Début 2022, le 17 février précisément (pas de changement à ce niveau-là), ses deux fils prendront bien le relais. Cyrille comme PDG du groupe industriel Bolloré (contrôlé à 64 % par Odet), et Yannick en tant que président du conseil de surveillance de Vivendi (détenu à 27,3 % par la famille).

Mais gare aux généralisation hâtives, la quatorzième fortune du pays, avec plus de 5 milliards d’euros de patrimoine, n’abandonnera pas pour autant toute responsabilité ou prise d’initiative dans le monde des affaires tricolores. Et c’est heureux car nous n’avons pas tant que cela dans l’établissement économique national de capitaines d’industrie audacieux et expérimentés de l’envergure de Vincent Bolloré. Ayant rencontré l’actuel président de Vivendi à son bureau de l’avenue Friedland à Paris il y a deux ans, je me souviens l’avoir entendu me dire : « J’ aimerais bien pour ma retraite pouvoir continuer à m’occuper de certaines affaires… »

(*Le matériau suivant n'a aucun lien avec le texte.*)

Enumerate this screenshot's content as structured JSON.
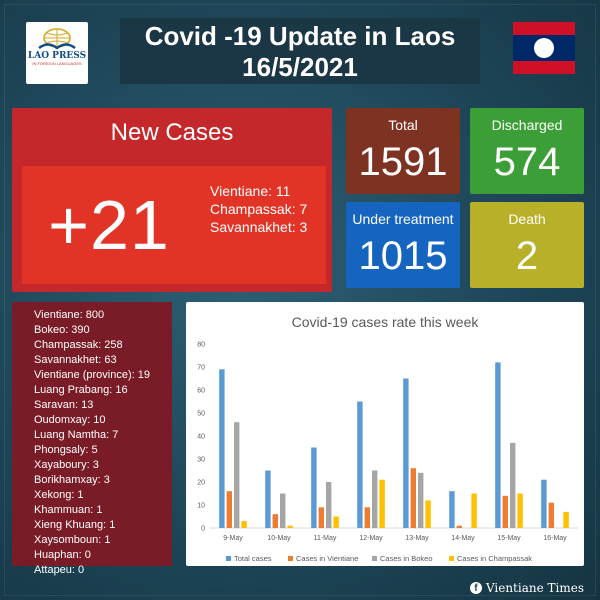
{
  "logo": {
    "name": "LAO PRESS",
    "tagline": "IN FOREIGN LANGUAGES"
  },
  "header": {
    "title": "Covid -19 Update in Laos",
    "date": "16/5/2021"
  },
  "flag": {
    "red": "#ce1126",
    "blue": "#002868",
    "white": "#ffffff"
  },
  "new_cases": {
    "label": "New Cases",
    "value": "+21",
    "by_province": [
      "Vientiane: 11",
      "Champassak: 7",
      "Savannakhet: 3"
    ]
  },
  "stats": {
    "total": {
      "label": "Total",
      "value": "1591"
    },
    "discharged": {
      "label": "Discharged",
      "value": "574"
    },
    "under_treatment": {
      "label": "Under treatment",
      "value": "1015"
    },
    "death": {
      "label": "Death",
      "value": "2"
    }
  },
  "province_totals": [
    "Vientiane: 800",
    "Bokeo: 390",
    "Champassak: 258",
    "Savannakhet: 63",
    "Vientiane (province): 19",
    "Luang Prabang: 16",
    "Saravan: 13",
    "Oudomxay: 10",
    "Luang Namtha: 7",
    "Phongsaly: 5",
    "Xayaboury: 3",
    "Borikhamxay: 3",
    "Xekong: 1",
    "Khammuan: 1",
    "Xieng Khuang: 1",
    "Xaysomboun: 1",
    "Huaphan: 0",
    "Attapeu: 0"
  ],
  "chart_data": {
    "type": "bar",
    "title": "Covid-19 cases rate this week",
    "categories": [
      "9-May",
      "10-May",
      "11-May",
      "12-May",
      "13-May",
      "14-May",
      "15-May",
      "16-May"
    ],
    "series": [
      {
        "name": "Total cases",
        "color": "#5b9bd5",
        "values": [
          69,
          25,
          35,
          55,
          65,
          16,
          72,
          21
        ]
      },
      {
        "name": "Cases in Vientiane",
        "color": "#ed7d31",
        "values": [
          16,
          6,
          9,
          9,
          26,
          1,
          14,
          11
        ]
      },
      {
        "name": "Cases in Bokeo",
        "color": "#a5a5a5",
        "values": [
          46,
          15,
          20,
          25,
          24,
          0,
          37,
          0
        ]
      },
      {
        "name": "Cases in Champassak",
        "color": "#ffc000",
        "values": [
          3,
          1,
          5,
          21,
          12,
          15,
          15,
          7
        ]
      }
    ],
    "yticks": [
      "0",
      "10",
      "20",
      "30",
      "40",
      "50",
      "60",
      "70",
      "80"
    ],
    "ylim": [
      0,
      80
    ],
    "legend": "bottom",
    "grid": false
  },
  "credit": {
    "source": "Vientiane Times"
  }
}
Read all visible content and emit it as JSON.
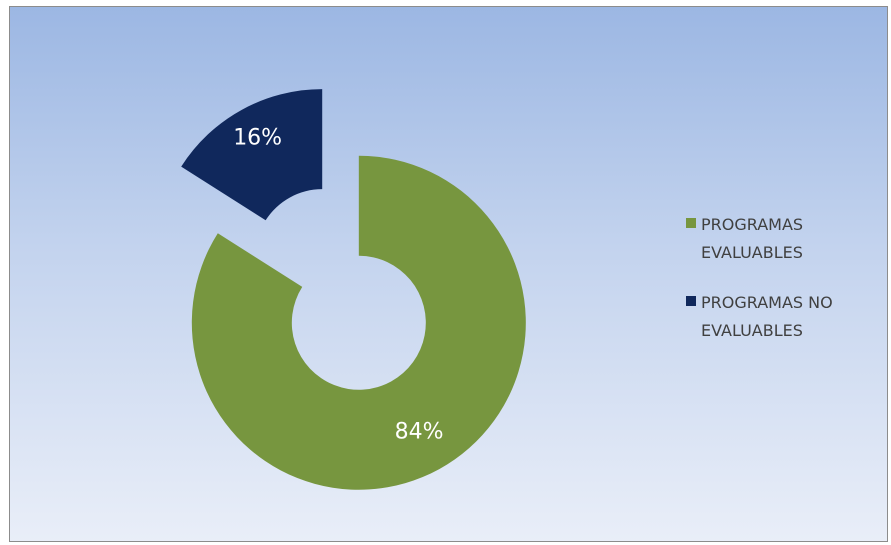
{
  "chart_data": {
    "type": "pie",
    "variant": "donut (exploded)",
    "title": "",
    "series": [
      {
        "categories": [
          "PROGRAMAS EVALUABLES",
          "PROGRAMAS NO EVALUABLES"
        ],
        "values": [
          84,
          16
        ],
        "labels": [
          "84%",
          "16%"
        ],
        "colors": [
          "#77963f",
          "#10285c"
        ]
      }
    ],
    "legend": {
      "position": "right",
      "items": [
        {
          "label": "PROGRAMAS EVALUABLES",
          "color": "#77963f"
        },
        {
          "label": "PROGRAMAS NO EVALUABLES",
          "color": "#10285c"
        }
      ]
    }
  }
}
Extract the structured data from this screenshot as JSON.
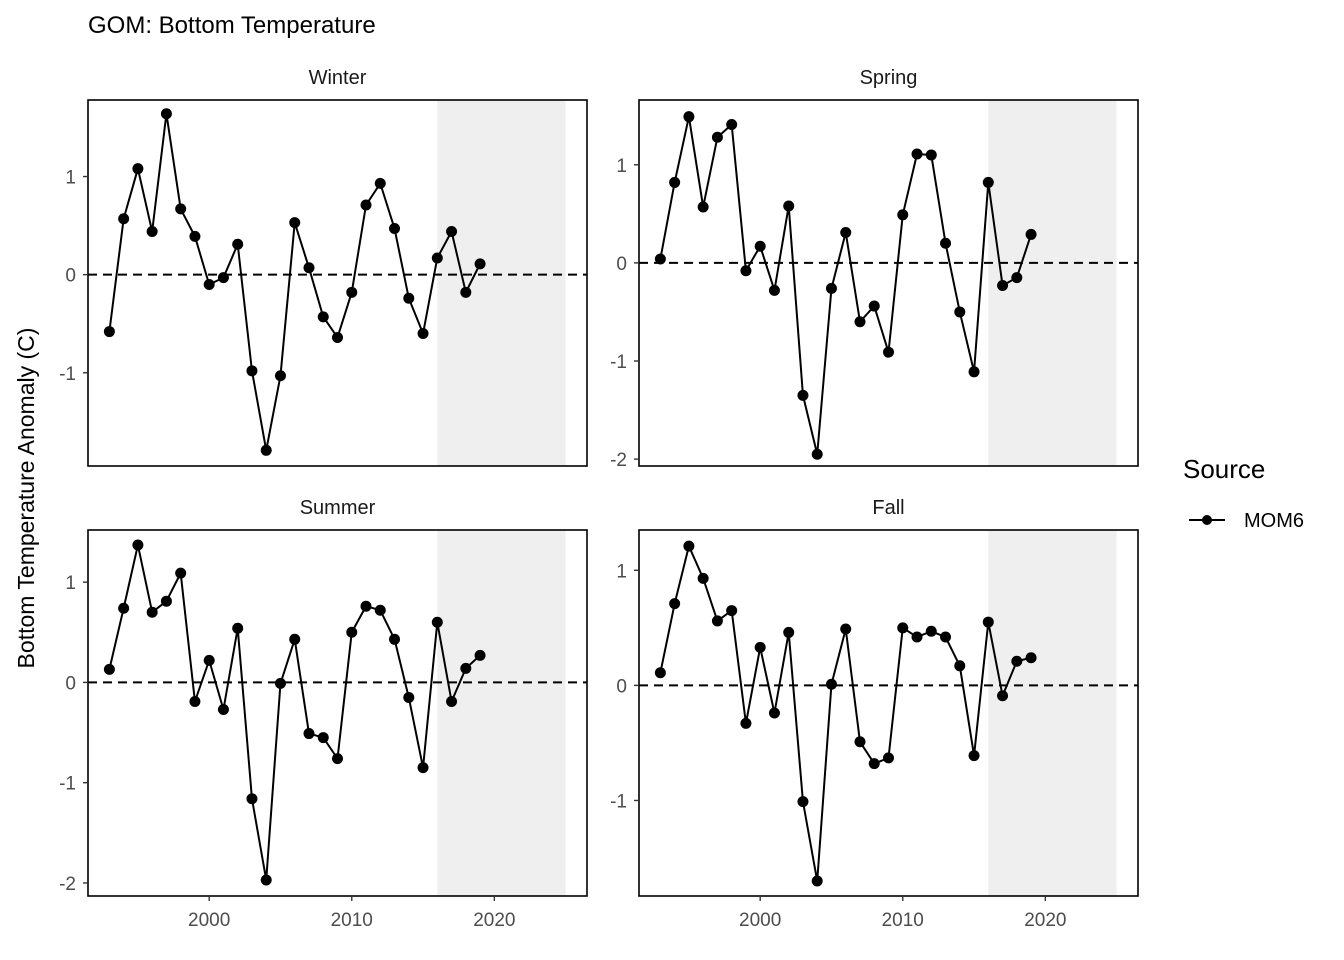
{
  "chart_data": {
    "type": "line",
    "title": "GOM: Bottom Temperature",
    "ylabel": "Bottom Temperature Anomaly (C)",
    "xlabel": "",
    "x_ticks": [
      2000,
      2010,
      2020
    ],
    "xlim": [
      1991.5,
      2026.5
    ],
    "shaded_region": [
      2016,
      2025
    ],
    "reference_line": 0,
    "legend": {
      "title": "Source",
      "entries": [
        "MOM6"
      ],
      "placement": "right"
    },
    "colors": {
      "series": "#000000",
      "shade": "#efefef",
      "panel_border": "#000000"
    },
    "years": [
      1993,
      1994,
      1995,
      1996,
      1997,
      1998,
      1999,
      2000,
      2001,
      2002,
      2003,
      2004,
      2005,
      2006,
      2007,
      2008,
      2009,
      2010,
      2011,
      2012,
      2013,
      2014,
      2015,
      2016,
      2017,
      2018,
      2019
    ],
    "panels": [
      {
        "name": "Winter",
        "ylim": [
          -1.95,
          1.78
        ],
        "y_ticks": [
          -1,
          0,
          1
        ],
        "y_tick_labels": [
          "-1",
          "0",
          "1"
        ],
        "values": [
          -0.58,
          0.57,
          1.08,
          0.44,
          1.64,
          0.67,
          0.39,
          -0.1,
          -0.03,
          0.31,
          -0.98,
          -1.79,
          -1.03,
          0.53,
          0.07,
          -0.43,
          -0.64,
          -0.18,
          0.71,
          0.93,
          0.47,
          -0.24,
          -0.6,
          0.17,
          0.44,
          -0.18,
          0.11
        ]
      },
      {
        "name": "Spring",
        "ylim": [
          -2.07,
          1.66
        ],
        "y_ticks": [
          -2,
          -1,
          0,
          1
        ],
        "y_tick_labels": [
          "-2",
          "-1",
          "0",
          "1"
        ],
        "values": [
          0.04,
          0.82,
          1.49,
          0.57,
          1.28,
          1.41,
          -0.08,
          0.17,
          -0.28,
          0.58,
          -1.35,
          -1.95,
          -0.26,
          0.31,
          -0.6,
          -0.44,
          -0.91,
          0.49,
          1.11,
          1.1,
          0.2,
          -0.5,
          -1.11,
          0.82,
          -0.23,
          -0.15,
          0.29
        ]
      },
      {
        "name": "Summer",
        "ylim": [
          -2.13,
          1.52
        ],
        "y_ticks": [
          -2,
          -1,
          0,
          1
        ],
        "y_tick_labels": [
          "-2",
          "-1",
          "0",
          "1"
        ],
        "values": [
          0.13,
          0.74,
          1.37,
          0.7,
          0.81,
          1.09,
          -0.19,
          0.22,
          -0.27,
          0.54,
          -1.16,
          -1.97,
          -0.01,
          0.43,
          -0.51,
          -0.55,
          -0.76,
          0.5,
          0.76,
          0.72,
          0.43,
          -0.15,
          -0.85,
          0.6,
          -0.19,
          0.14,
          0.27
        ]
      },
      {
        "name": "Fall",
        "ylim": [
          -1.83,
          1.35
        ],
        "y_ticks": [
          -1,
          0,
          1
        ],
        "y_tick_labels": [
          "-1",
          "0",
          "1"
        ],
        "values": [
          0.11,
          0.71,
          1.21,
          0.93,
          0.56,
          0.65,
          -0.33,
          0.33,
          -0.24,
          0.46,
          -1.01,
          -1.7,
          0.01,
          0.49,
          -0.49,
          -0.68,
          -0.63,
          0.5,
          0.42,
          0.47,
          0.42,
          0.17,
          -0.61,
          0.55,
          -0.09,
          0.21,
          0.24
        ]
      }
    ]
  }
}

Cette phrase n’est pas tombée dans l’oreille d’un sourd. Alors, aujourd’hui, quand on voit Vincent venir débaptiser le holding de tête Financière de l’Odet en Compagnie de l’Odet, comme il vient de le faire voter lors de la dernière assemblée générale du 26 mai de ce holding discret et décoté, dont le flottant sur Euronext ne dépasse pas les 7,45% du capital, c’est un signe qui ne trompe pas.

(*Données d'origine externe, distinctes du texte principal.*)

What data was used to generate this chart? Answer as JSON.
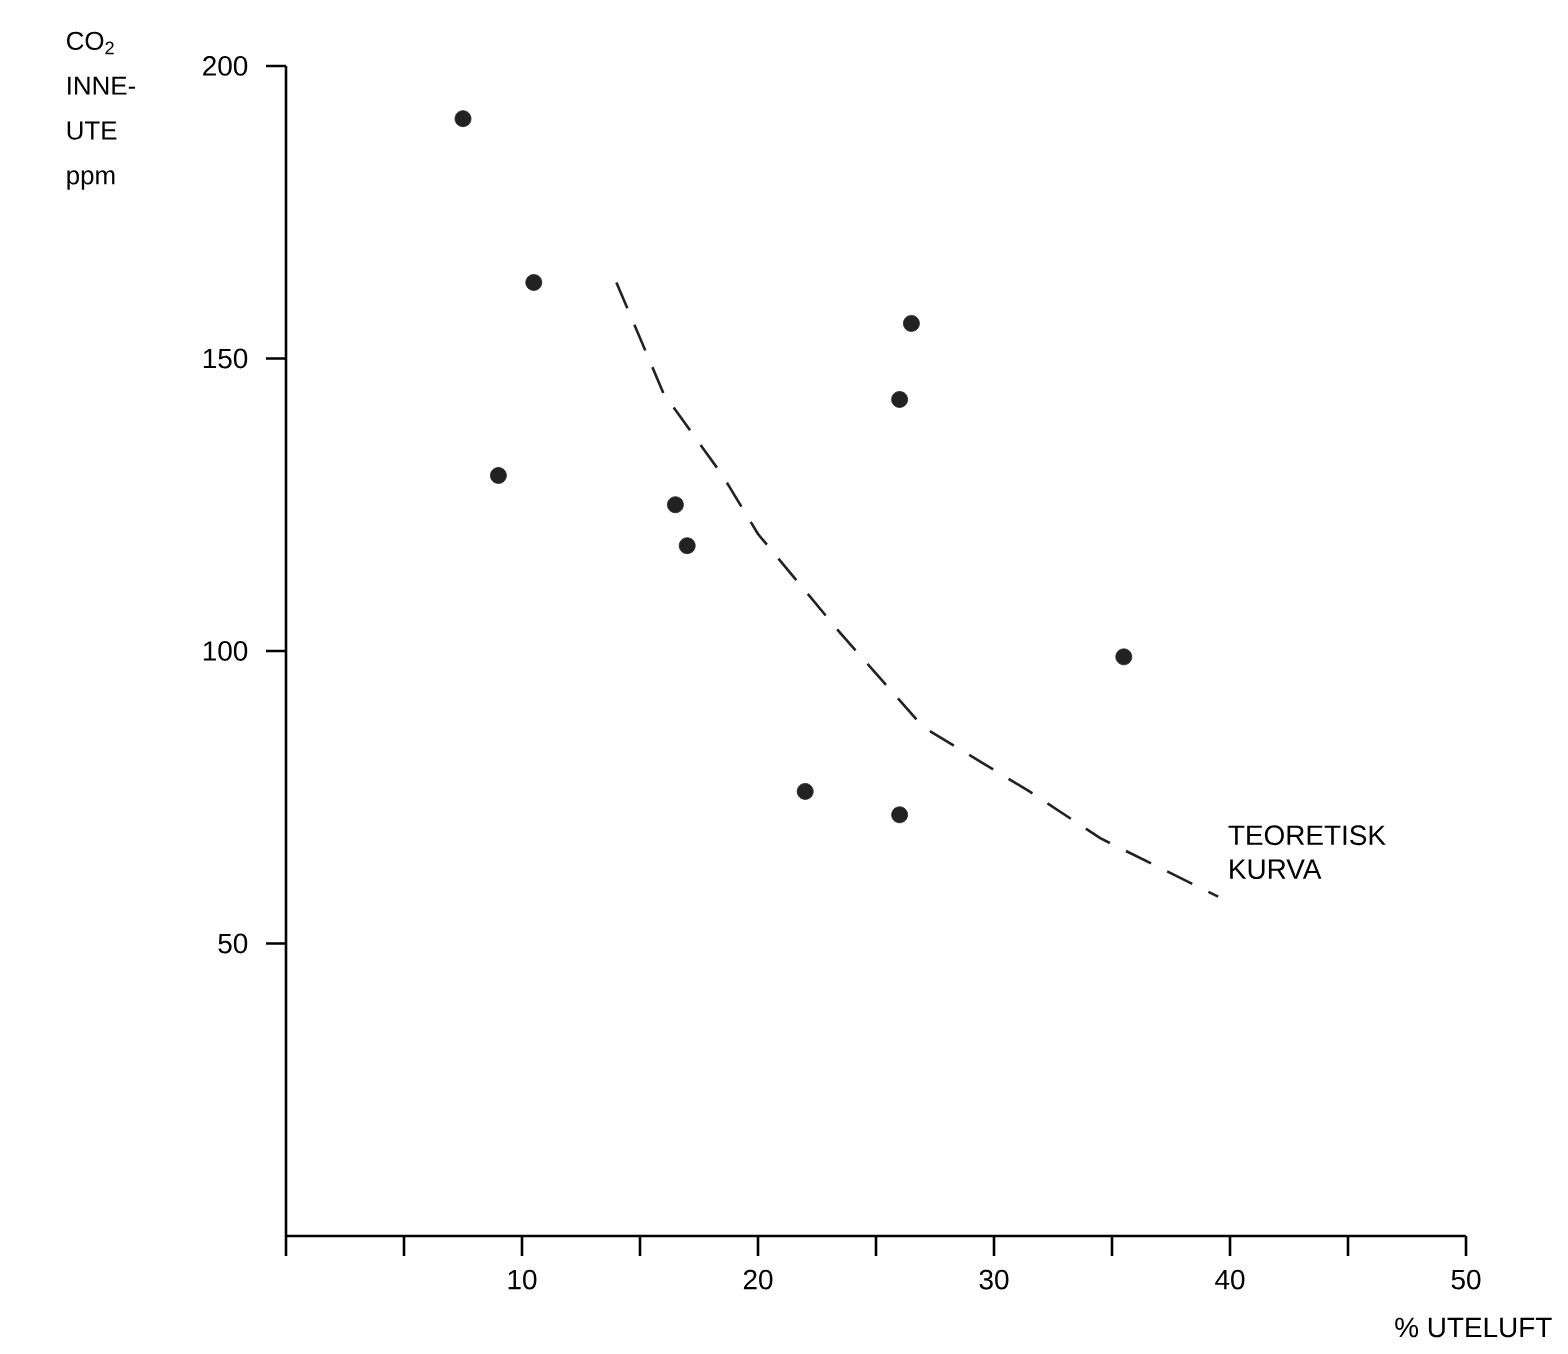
{
  "chart_data": {
    "type": "scatter",
    "xlabel": "% UTELUFT",
    "ylabel": "CO$_{2}$ INNE-UTE ppm",
    "xlim": [
      0,
      50
    ],
    "ylim": [
      0,
      200
    ],
    "xticks": [
      {
        "value": 0,
        "label": null
      },
      {
        "value": 5,
        "label": null
      },
      10,
      {
        "value": 15,
        "label": null
      },
      20,
      {
        "value": 25,
        "label": null
      },
      30,
      {
        "value": 35,
        "label": null
      },
      40,
      {
        "value": 45,
        "label": null
      },
      50
    ],
    "yticks": [
      50,
      100,
      150,
      200
    ],
    "grid": false,
    "annotations": [
      "TEORETISK KURVA"
    ],
    "series": [
      {
        "color": "#222222",
        "marker": "circle",
        "x": [
          7.5,
          10.5,
          9,
          16.5,
          17,
          26.5,
          26,
          35.5,
          22,
          26
        ],
        "values": [
          191,
          163,
          130,
          125,
          118,
          156,
          143,
          99,
          76,
          72
        ]
      },
      {
        "type": "line",
        "color": "#222222",
        "marker": "none",
        "line_style": "dashed",
        "x": [
          14,
          16,
          18.5,
          20,
          23.5,
          27,
          31.5,
          34.5,
          39.5
        ],
        "values": [
          163,
          144,
          130,
          120,
          103,
          87,
          76,
          68,
          58
        ]
      }
    ]
  }
}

Un holding discret certes, mais puissant car portant les participations de la famille bretonne à la fois dans le groupe Bolloré (industrie, fret et distribution) et dans Vivendi. Sans compter la participation de 18% dans Universal Music Group (UMG) qui va être logée non plus dans Vivendi mais directement chez les actionnaires de Vivendi, donc Odet, comme cela vient d’être acté. On se dit que cette Compagnie de l’Odet pourrait jouer à l’avenir un rôle bien plus important que celui de simple holding financier gérant un portefeuille de participations.

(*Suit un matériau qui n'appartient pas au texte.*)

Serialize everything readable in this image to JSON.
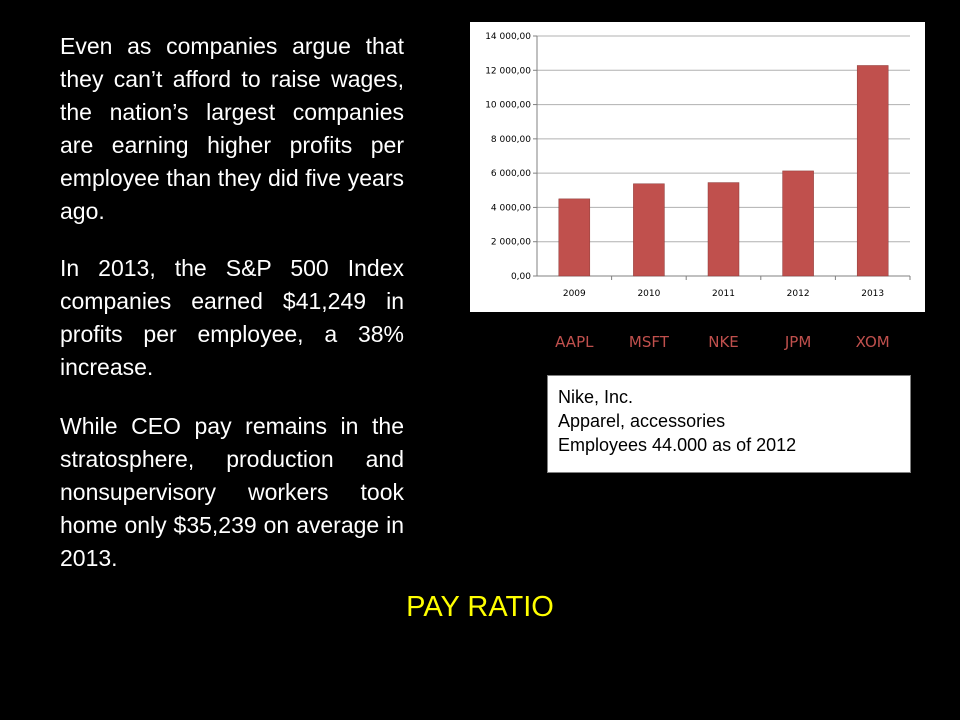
{
  "text": {
    "paragraphs": [
      "Even as companies argue that they can’t afford to raise wages, the nation’s largest companies are earning higher profits per employee than they did five years ago.",
      "In 2013, the S&P 500 Index companies earned $41,249 in profits per employee, a 38% increase.",
      "While CEO pay remains in the stratosphere, production and nonsupervisory workers took home only $35,239 on average in 2013."
    ]
  },
  "company_labels": [
    "AAPL",
    "MSFT",
    "NKE",
    "JPM",
    "XOM"
  ],
  "info_box": {
    "name": "Nike, Inc.",
    "industry": "Apparel, accessories",
    "employees": "Employees 44.000 as of 2012"
  },
  "footer": {
    "title": "PAY RATIO"
  },
  "colors": {
    "background": "#000000",
    "bar": "#c0504d",
    "footer_text": "#ffff00",
    "body_text": "#ffffff",
    "company_labels": "#c0504d"
  },
  "chart_data": {
    "type": "bar",
    "categories": [
      "2009",
      "2010",
      "2011",
      "2012",
      "2013"
    ],
    "values": [
      4500,
      5380,
      5450,
      6130,
      12280
    ],
    "ylim": [
      0,
      14000
    ],
    "yticks": [
      0,
      2000,
      4000,
      6000,
      8000,
      10000,
      12000,
      14000
    ],
    "ytick_labels": [
      "0,00",
      "2 000,00",
      "4 000,00",
      "6 000,00",
      "8 000,00",
      "10 000,00",
      "12 000,00",
      "14 000,00"
    ],
    "grid": true,
    "legend": false,
    "title": "",
    "xlabel": "",
    "ylabel": ""
  }
}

On peut faire confiance à « Citizen Bolloré » pour ne pas rester inerte avec un tel outil financier à sa disposition pour pouvoir continuer à jouer les premiers rôles. Il ne sera certes plus opérationnel au niveau des structures. En revanche, rien ne l’empêche de se lancer dans des initiatives d’envergure. La participation dans UMG évaluée à plusieurs milliards, de l’ordre de 7 milliards d’euros, intéresse de nombreux opérateurs mondiaux.

Vincent Bolloré n’aura aucun problème à céder sa participation dans UMG s’il le souhaite, tant les candidats sont nombreux à ce niveau, à commencer par le financier américain, Bill Ackman qui vient déjà de mettre la main sur 10% du capital d’UMG pour quelques 3,5 milliards d’euros. Bolloré aura donc bien les moyens financiers s’il veut continuer à se lancer dans de nouvelles opérations financières d’envergure. Une excellente nouvelle pour le capitalisme et l’économie française qui ont plus que jamais besoin d’animateurs audacieux. Un signe qui ne trompe pas, au mois de mai, le milliardaire breton a continué à se renforcer au capital de Vivendi, comme il l’avait fait déjà les mois précédents, n’hésitant pas à acheter ce mois-ci quelques 56 millions d’euros de titres Vivendi. Cela promet donc pour la suite.